5. I shall however add a few words having regard to the citation of a decision to which I was a party, namely Sharoof Sahib v. Raghunatha Sivaji (1915) 18 M.L.T. 401. In that case, there was no argument that the procedure prescribed by Order 9 Rule 13 was not applicable, where the minor was not properly represented; therefore that decision is not an authority for the proposition contended for on behalf of the appellant.

6. We must take it that the minor was not properly represented in the suit. The consent of the proposed guardian was not obtained for his appointment and according to principle and the recognised practice of this court, no guardian can be appointed unless he has expressed his willingness to act. It follows, therefore, that the minor though co-nominee in the array of parties, was not represented and was not consequently a party to the suit. The decision of the Judicial Committee in Rashid-un-nissa v. Mahomed Ismail Khan I.L.R. (1909) All. 572 lays this down distinctly. The learned Chief Justice and Sadasiva Aiyar, J. have taken the same view in this Court. My learned brother's decision in Adyapadi Ramanna Udpa v. Krishna Udpa : (1914)27MLJ167 related not to the question of the want of representation of the minor, but to gross negligence in the conduct of the guardian properly appointed. I do not think that decision is relevant to the present case.

7. Two decisions of the Allahabad High Court have been quoted which prima facie are in favour of appellant's contention. As regards Bhagwan Dayal v. Paramsukh Das I.L.R. (1915) All. 179 I do not find much difficulty. In that case a Court amin was appointed, without notice to the mother, the natural guardian.
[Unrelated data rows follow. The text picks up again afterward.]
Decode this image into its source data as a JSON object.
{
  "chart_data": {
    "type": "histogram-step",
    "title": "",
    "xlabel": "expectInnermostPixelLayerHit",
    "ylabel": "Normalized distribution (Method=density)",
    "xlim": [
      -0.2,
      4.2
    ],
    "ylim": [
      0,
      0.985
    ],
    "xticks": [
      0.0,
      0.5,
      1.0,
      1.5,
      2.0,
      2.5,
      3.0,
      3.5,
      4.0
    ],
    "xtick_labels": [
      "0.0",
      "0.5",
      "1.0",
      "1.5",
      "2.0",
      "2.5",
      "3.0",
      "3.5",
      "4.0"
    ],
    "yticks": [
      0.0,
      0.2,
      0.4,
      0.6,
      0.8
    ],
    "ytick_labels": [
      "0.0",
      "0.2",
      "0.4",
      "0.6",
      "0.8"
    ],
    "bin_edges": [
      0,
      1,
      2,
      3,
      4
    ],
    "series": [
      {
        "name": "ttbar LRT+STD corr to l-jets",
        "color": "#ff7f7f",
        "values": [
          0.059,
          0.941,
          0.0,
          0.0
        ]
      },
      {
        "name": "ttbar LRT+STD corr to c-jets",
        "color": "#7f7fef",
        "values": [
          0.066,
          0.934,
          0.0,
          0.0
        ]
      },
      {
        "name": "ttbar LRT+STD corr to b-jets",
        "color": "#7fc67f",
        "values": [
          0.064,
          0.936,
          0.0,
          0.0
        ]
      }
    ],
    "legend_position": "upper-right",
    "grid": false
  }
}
The learned Judes held that it was an improper appointment. I do not understand them to have decided that the appointment was invalid. In this view, the decision is not inconsistent with the Privy Council decision. But in a later case, Bhagwan Dayal v. Param Sukh Das I.L.R. (1916) All. 8 the learned Judges understood the earlier case to have decided that there was no valid appointment of a guardian, and on this construction of their Court's judgment, they hold that Order 9 Rule 13 was applicable to the case. It may be remarked that the learned Judges relied on the inherent power of the Court to vacate the judgment; when this provision is appealed to, I fail to see why the order should have been set aside under Order 9 Rule 13. As in my opinion the view taken in the last mentioned case is not reconcilable with Rashid un-nissa v. Mahomed Ismail Khan I.L.R. (1909) All. 572. I am unable to accept it as good law.

8. There can be no question that to attract the provisions of the order relating to the setting aside of ex parte decrees, the person seeking the aid of the court must be a party to the suits. It is of the essence of Order 9 Rule 13, that the complaint must come from one whose rights could validly be dealt with by the trial court. If, in consequence of the failure to have a guardian appointed the minor was not properly before the-court, any decree passed against him and any proceedings intended to affect him would be nullities. He has his remedy against the invalid act of the court in quite a different proceeding and not in a proceeding instituted to set aside the decree treating it, as if he were properly before the court. This conclusion follows from the Privy Council decision and from the decision of this court already quoted by me.

9. In my opinion the Subordinate Judge was right in holding that in the view of the facts he had expressed, the present application was incompetent. I agree in the order proposed by my learned brother as to costs.